Philadelphia resident John William Pollard says he initially wrote a check amounting to $84.53 meant to pay for a Verizon phone bill, reports Time Magazine.
But a thief stole the check in the mail, changed the amount to $45,678.12 and made it out to Olivia Wallace before withdrawing the funds. Coincidentally, Pollard and his wife say they just made a huge deposit into their Wells Fargo checking account, leaving them unaware that tens of thousands of dollars have been looted.
When Verizon reminded the couple that their phone bill was still due for payment, the Pollards realized they were victims of check fraud. In early 2022, they reported the incident to Wells Fargo, but they have not seen a cent of the missing money.
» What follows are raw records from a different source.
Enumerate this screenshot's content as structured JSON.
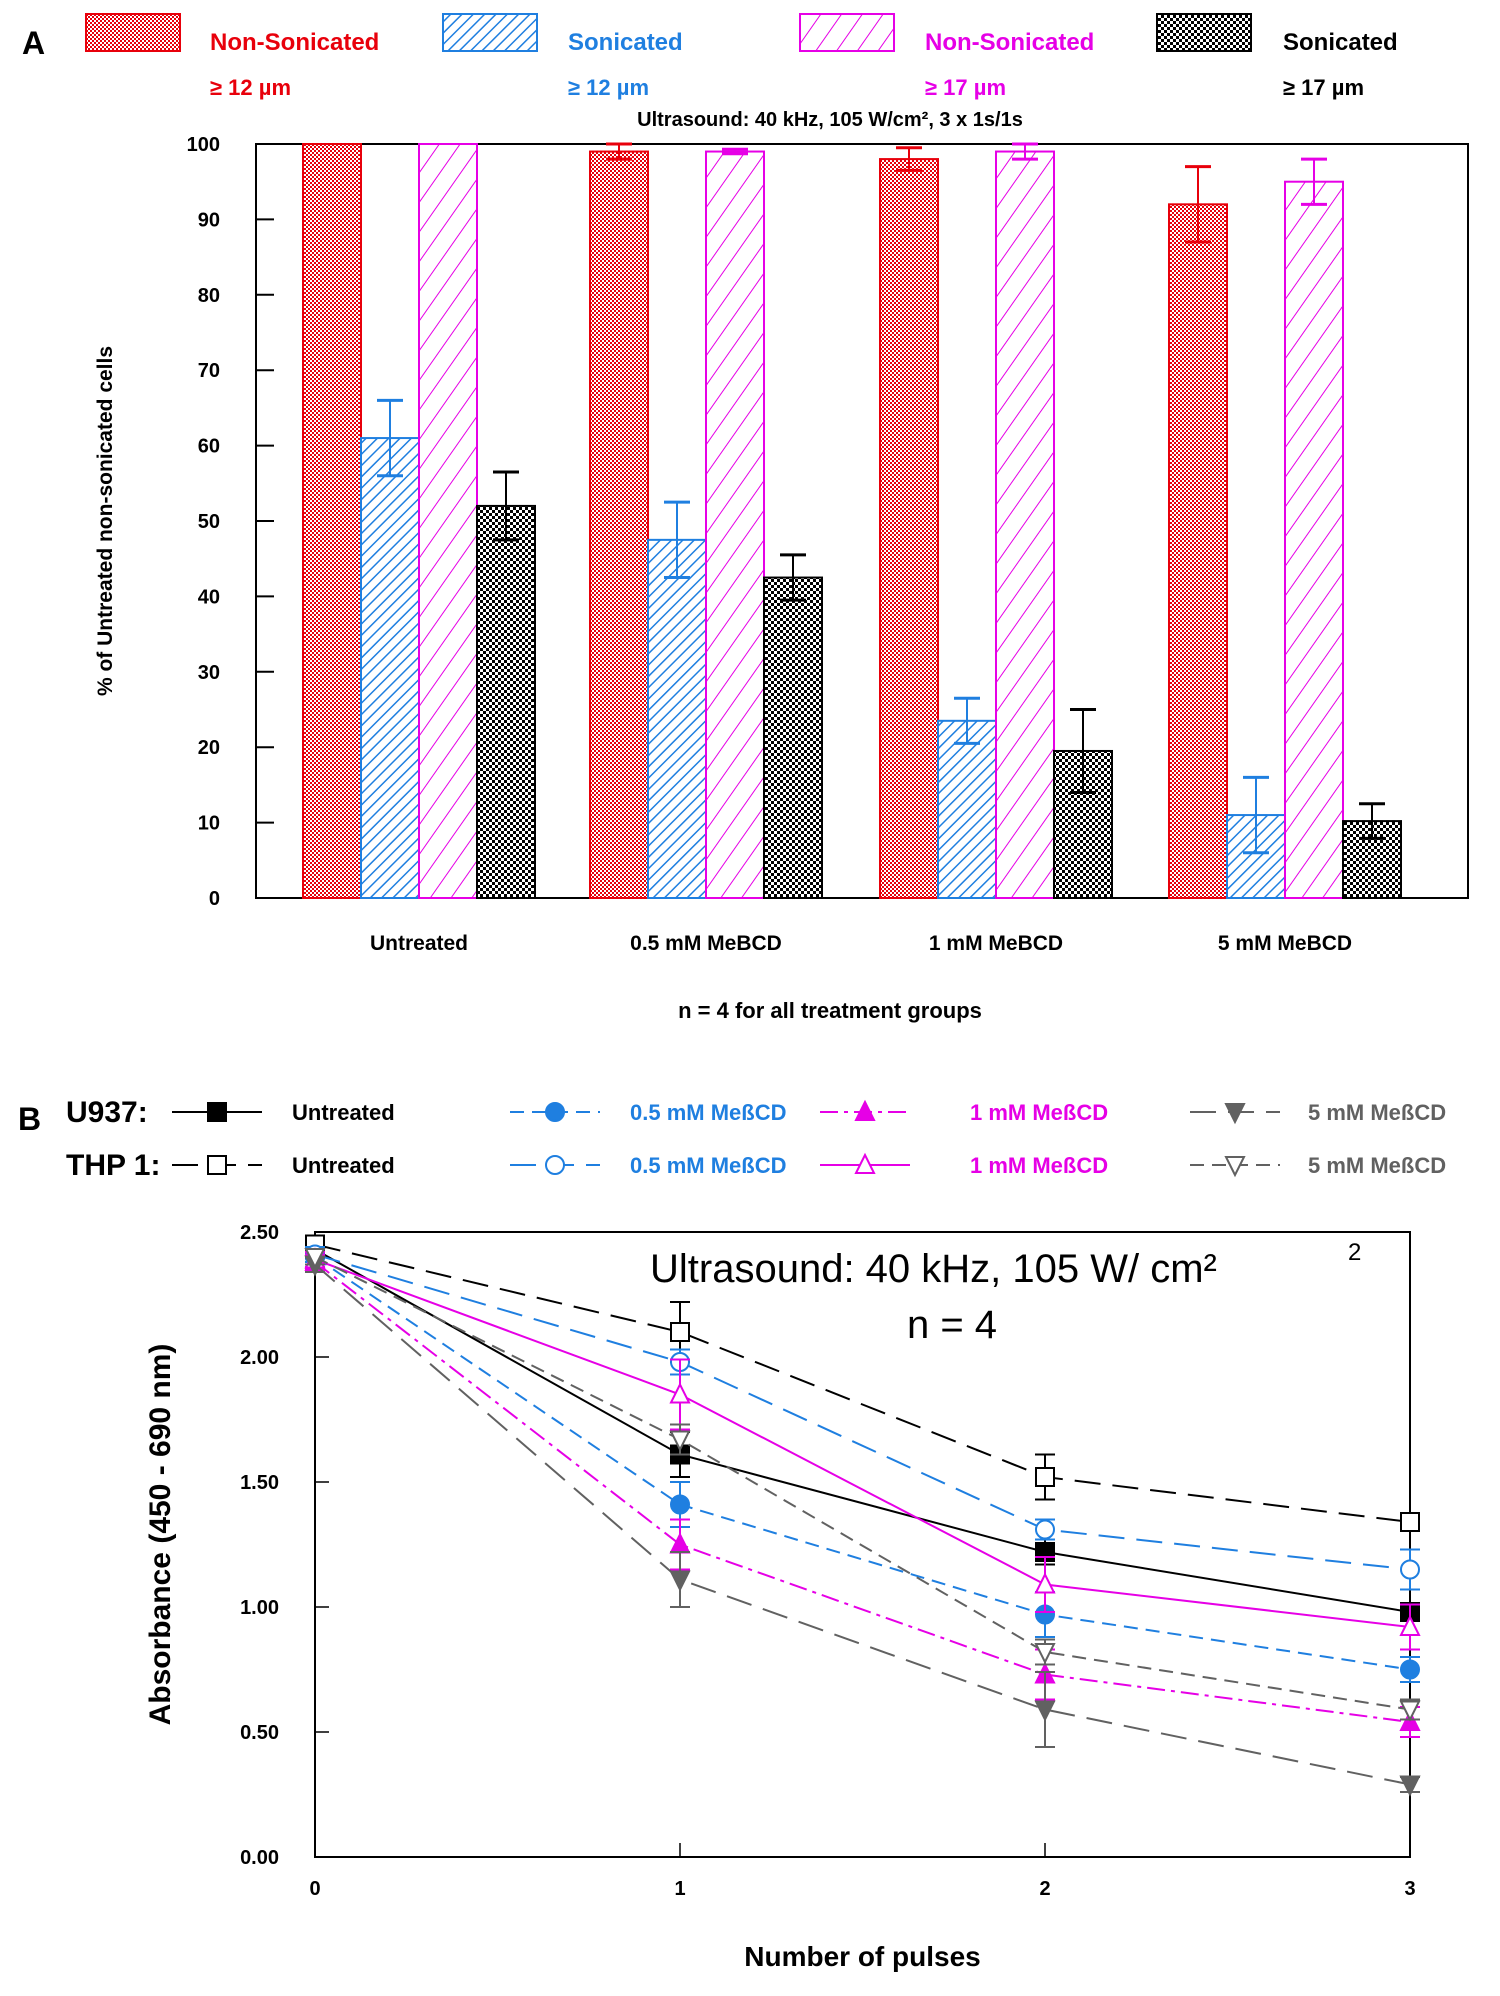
{
  "panel_labels": {
    "a": "A",
    "b": "B"
  },
  "chart_data": [
    {
      "type": "bar",
      "panel": "A",
      "title": "Ultrasound: 40 kHz, 105 W/cm², 3 x 1s/1s",
      "xlabel": "n = 4 for all treatment groups",
      "ylabel": "% of Untreated non-sonicated cells",
      "ylim": [
        0,
        100
      ],
      "yticks": [
        0,
        10,
        20,
        30,
        40,
        50,
        60,
        70,
        80,
        90,
        100
      ],
      "categories": [
        "Untreated",
        "0.5 mM MeBCD",
        "1 mM MeBCD",
        "5 mM MeBCD"
      ],
      "legend_position": "top",
      "series": [
        {
          "name": "Non-Sonicated",
          "size": "≥ 12 µm",
          "color": "#e8000b",
          "pattern": "checker",
          "values": [
            100,
            99,
            98,
            92
          ],
          "errors": [
            0,
            1.0,
            1.5,
            5
          ]
        },
        {
          "name": "Sonicated",
          "size": "≥ 12 µm",
          "color": "#1f7fe0",
          "pattern": "fine-hatch",
          "values": [
            61,
            47.5,
            23.5,
            11
          ],
          "errors": [
            5,
            5,
            3,
            5
          ]
        },
        {
          "name": "Non-Sonicated",
          "size": "≥ 17 µm",
          "color": "#e600e6",
          "pattern": "wide-hatch",
          "values": [
            100,
            99,
            99,
            95
          ],
          "errors": [
            0,
            0.3,
            1.0,
            3
          ]
        },
        {
          "name": "Sonicated",
          "size": "≥ 17 µm",
          "color": "#000000",
          "pattern": "checker",
          "values": [
            52,
            42.5,
            19.5,
            10.2
          ],
          "errors": [
            4.5,
            3,
            5.5,
            2.3
          ]
        }
      ]
    },
    {
      "type": "line",
      "panel": "B",
      "annotation": "Ultrasound: 40 kHz, 105 W/ cm²",
      "annotation_sup": "2",
      "annotation_n": "n = 4",
      "xlabel": "Number of pulses",
      "ylabel": "Absorbance (450 - 690 nm)",
      "xlim": [
        0,
        3
      ],
      "ylim": [
        0,
        2.5
      ],
      "xticks": [
        0,
        1,
        2,
        3
      ],
      "yticks": [
        "0.00",
        "0.50",
        "1.00",
        "1.50",
        "2.00",
        "2.50"
      ],
      "x": [
        0,
        1,
        2,
        3
      ],
      "legend_groups": [
        {
          "label": "U937:"
        },
        {
          "label": "THP 1:"
        }
      ],
      "series": [
        {
          "cell": "U937",
          "name": "Untreated",
          "color": "#000000",
          "marker": "square-filled",
          "dash": "solid",
          "values": [
            2.43,
            1.61,
            1.22,
            0.98
          ],
          "errors": [
            0.03,
            0.09,
            0.05,
            0.03
          ]
        },
        {
          "cell": "THP 1",
          "name": "Untreated",
          "color": "#000000",
          "marker": "square-open",
          "dash": "long-dash",
          "values": [
            2.45,
            2.1,
            1.52,
            1.34
          ],
          "errors": [
            0.03,
            0.12,
            0.09,
            0.03
          ]
        },
        {
          "cell": "U937",
          "name": "0.5 mM MeßCD",
          "color": "#1f7fe0",
          "marker": "circle-filled",
          "dash": "dash",
          "values": [
            2.4,
            1.41,
            0.97,
            0.75
          ],
          "errors": [
            0.03,
            0.09,
            0.09,
            0.05
          ]
        },
        {
          "cell": "THP 1",
          "name": "0.5 mM MeßCD",
          "color": "#1f7fe0",
          "marker": "circle-open",
          "dash": "long-dash",
          "values": [
            2.41,
            1.98,
            1.31,
            1.15
          ],
          "errors": [
            0.03,
            0.05,
            0.04,
            0.08
          ]
        },
        {
          "cell": "U937",
          "name": "1 mM MeßCD",
          "color": "#e600e6",
          "marker": "triangle-up-filled",
          "dash": "dash-dot",
          "values": [
            2.38,
            1.25,
            0.73,
            0.54
          ],
          "errors": [
            0.03,
            0.1,
            0.1,
            0.06
          ]
        },
        {
          "cell": "THP 1",
          "name": "1 mM MeßCD",
          "color": "#e600e6",
          "marker": "triangle-up-open",
          "dash": "solid",
          "values": [
            2.39,
            1.85,
            1.09,
            0.92
          ],
          "errors": [
            0.03,
            0.14,
            0.11,
            0.09
          ]
        },
        {
          "cell": "U937",
          "name": "5 mM MeßCD",
          "color": "#616161",
          "marker": "triangle-down-filled",
          "dash": "long-dash",
          "values": [
            2.37,
            1.11,
            0.59,
            0.29
          ],
          "errors": [
            0.03,
            0.11,
            0.15,
            0.03
          ]
        },
        {
          "cell": "THP 1",
          "name": "5 mM MeßCD",
          "color": "#616161",
          "marker": "triangle-down-open",
          "dash": "dash",
          "values": [
            2.4,
            1.67,
            0.82,
            0.59
          ],
          "errors": [
            0.03,
            0.06,
            0.05,
            0.04
          ]
        }
      ]
    }
  ]
}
In a lawsuit filed in the U.S. District Court of Pennsylvania, the Pollards claim that Wells Fargo initially informed them that they would get their money back. They also say that the banking giant should have flagged the fraudulent transaction because they have never written a check with a similar amount.
But in August 2023, a Wells Fargo lawyer sent a letter arguing that the Pollards failed to report the fraud within 30 days of their January 2022.
“If the customer does not report any issues within that time, the bank account statement is deemed to be correct, and the customer approves all the transactions.”
According to Wells Fargo’s terms and conditions, a customer has 30 days to report a fraudulent transaction – a policy that has stood for more than three decades.
In a statement to Time Magazine, Wells Fargo says,
“We inform all our customers that they must file a timely claim for any suspected fraudulent transactions on their account.”
John William’s wife, Patrice, says they are still keeping their money including their retirement funds at Wells Fargo but that will change once the case sees a resolution.
“Some friends have suggested a credit union. But there’s always the old shoe or sock.”